In these missives, the latter, who is now being criticized for France's excessive deficit in 2024 (around 6%, compared to the 4.4% initially planned), which is weighing down the government's room for maneuver, warns, as early as 2022, of the risks of seeing public finances seriously slip. These notes were sent to the commission of inquiry on the public deficit on these slippages during the years 2023 and 2024.
“We must react quickly”
It all started in 2022. In November of that year, the former tenant of Bercy sent a letter to Elisabeth Borne, then Prime Minister. The evolution of energy prices worries him and risks weighing on the 2023 budget. “We are at risk on our budgetary trajectory, we must react quickly”, writes Bruno Le Maire.
200% Deposit Bonus up to €3,000 180% First Deposit Bonus up to $20,000He did it again two months later, again in a letter addressed to the tenant of Matignon. “We cannot continue to endure, week after week, ministerial announcements of additional spending that are neither planned, nor documented, nor validated”, he complains. He has in his sights the attitude of Gérald Darmanin, Minister of the Interior.
The circumvention techniques of ministers
He criticizes the latter for practicing a well-established technique among ministers: being presented with a fait accompli. Announcing increases in the press, without the approval of Bercy. “Darmanin is the king of maneuver, confides a former member of the government team, questioned by Le Figaro. For the 2024 budget, he completely cornered Bercy by announcing an additional billion in credits for the police”.
Bruno Le Maire also complains about the behavior of his colleague from Labor. “It is essential that the Ministry of Labor respects the arbitrations that you have made”, he writes to Elisabeth Borne. While the 2024 budget is about to be finalized, he complains again, in the fall of 2023, this time to the Elysée: “the savings on the Ministry of Labor are not implemented”.

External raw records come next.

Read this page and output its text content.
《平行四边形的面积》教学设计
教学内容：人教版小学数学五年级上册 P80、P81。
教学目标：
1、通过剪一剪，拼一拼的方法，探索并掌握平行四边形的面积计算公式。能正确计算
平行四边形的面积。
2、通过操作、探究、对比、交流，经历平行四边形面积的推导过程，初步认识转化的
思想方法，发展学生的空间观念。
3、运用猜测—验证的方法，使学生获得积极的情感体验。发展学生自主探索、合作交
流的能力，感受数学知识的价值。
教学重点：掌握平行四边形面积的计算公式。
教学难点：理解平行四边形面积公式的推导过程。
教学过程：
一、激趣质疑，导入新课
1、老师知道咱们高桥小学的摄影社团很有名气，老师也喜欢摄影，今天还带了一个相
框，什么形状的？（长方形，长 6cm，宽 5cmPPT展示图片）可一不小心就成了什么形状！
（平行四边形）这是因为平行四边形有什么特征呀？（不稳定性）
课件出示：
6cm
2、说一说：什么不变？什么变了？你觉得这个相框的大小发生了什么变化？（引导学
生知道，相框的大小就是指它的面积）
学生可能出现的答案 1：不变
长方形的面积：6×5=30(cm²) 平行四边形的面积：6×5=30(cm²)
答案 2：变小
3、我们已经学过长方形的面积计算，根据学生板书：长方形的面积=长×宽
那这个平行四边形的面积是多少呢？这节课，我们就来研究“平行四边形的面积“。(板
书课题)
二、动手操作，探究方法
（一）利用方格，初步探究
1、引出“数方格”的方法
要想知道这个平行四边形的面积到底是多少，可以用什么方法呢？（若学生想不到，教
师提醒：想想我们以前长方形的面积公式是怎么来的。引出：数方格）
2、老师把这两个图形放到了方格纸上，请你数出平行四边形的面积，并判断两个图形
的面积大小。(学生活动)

Matignon and the Elysée remain deaf
Things are starting to get serious in his eyes. In the same letter addressed to Emmanuel Macron, he is concerned about the volume of additional spending planned for 2024: 10 billion euros. He believes that the political choices“take us away from our target of a 4.4% public deficit in 2024”. No effect. The 2024 budget is adopted as is, by 49.3. With a deficit of 5.5% instead of the planned 4.4%.
Bruno Le Maire then increases the pressure he puts on the executive and the president. “We are running a legal risk”, he warns in the spring of 2024. Neither one listens to him. To Gabriel Attal, who has become Prime Minister, he insists: “In the absence of a strong and rapid decision on the expenditure side, we are exposed to a real risk”, he writes, even going so far as to speak of a possible “financial crisis”. It is the beginning of August and the government has resigned.

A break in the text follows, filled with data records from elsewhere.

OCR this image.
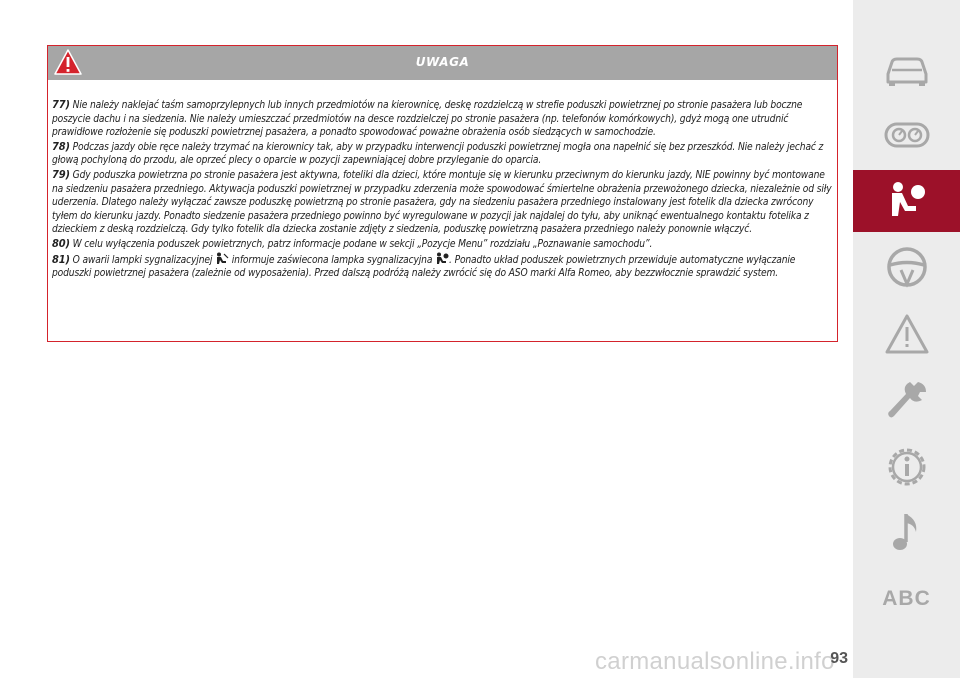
UWAGA

77) Nie należy naklejać taśm samoprzylepnych lub innych przedmiotów na kierownicę, deskę rozdzielczą w strefie poduszki powietrznej po stronie pasażera lub boczne poszycie dachu i na siedzenia. Nie należy umieszczać przedmiotów na desce rozdzielczej po stronie pasażera (np. telefonów komórkowych), gdyż mogą one utrudnić prawidłowe rozłożenie się poduszki powietrznej pasażera, a ponadto spowodować poważne obrażenia osób siedzących w samochodzie.

78) Podczas jazdy obie ręce należy trzymać na kierownicy tak, aby w przypadku interwencji poduszki powietrznej mogła ona napełnić się bez przeszkód. Nie należy jechać z głową pochyloną do przodu, ale oprzeć plecy o oparcie w pozycji zapewniającej dobre przyleganie do oparcia.

79) Gdy poduszka powietrzna po stronie pasażera jest aktywna, foteliki dla dzieci, które montuje się w kierunku przeciwnym do kierunku jazdy, NIE powinny być montowane na siedzeniu pasażera przedniego. Aktywacja poduszki powietrznej w przypadku zderzenia może spowodować śmiertelne obrażenia przewożonego dziecka, niezależnie od siły uderzenia. Dlatego należy wyłączać zawsze poduszkę powietrzną po stronie pasażera, gdy na siedzeniu pasażera przedniego instalowany jest fotelik dla dziecka zwrócony tyłem do kierunku jazdy. Ponadto siedzenie pasażera przedniego powinno być wyregulowane w pozycji jak najdalej do tyłu, aby uniknąć ewentualnego kontaktu fotelika z dzieckiem z deską rozdzielczą. Gdy tylko fotelik dla dziecka zostanie zdjęty z siedzenia, poduszkę powietrzną pasażera przedniego należy ponownie włączyć.

80) W celu wyłączenia poduszek powietrznych, patrz informacje podane w sekcji „Pozycje Menu” rozdziału „Poznawanie samochodu”.

81) O awarii lampki sygnalizacyjnej informuje zaświecona lampka sygnalizacyjna . Ponadto układ poduszek powietrznych przewiduje automatyczne wyłączanie poduszki powietrznej pasażera (zależnie od wyposażenia). Przed dalszą podróżą należy zwrócić się do ASO marki Alfa Romeo, aby bezzwłocznie sprawdzić system.

ABC
carmanualsonline.info
93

Attal and Barnier to be heard next week by the commission
Nothing works. As he had done a year earlier, he will not obtain a supplementary finance law (LFR), in order to avoid a skid. “Bercy still swore that the 2024 deficit could have been contained at 5.1% of GDP, if it had been listened to”, writes Le Figaro. The hearing next week of Gabriel Attal and Michel Barnier is therefore likely to be tense, in light of these revelations. In a very tense political context, France's 2025 budget has still not been voted on. To the great displeasure of a whole section of the country's economic, political and social actors.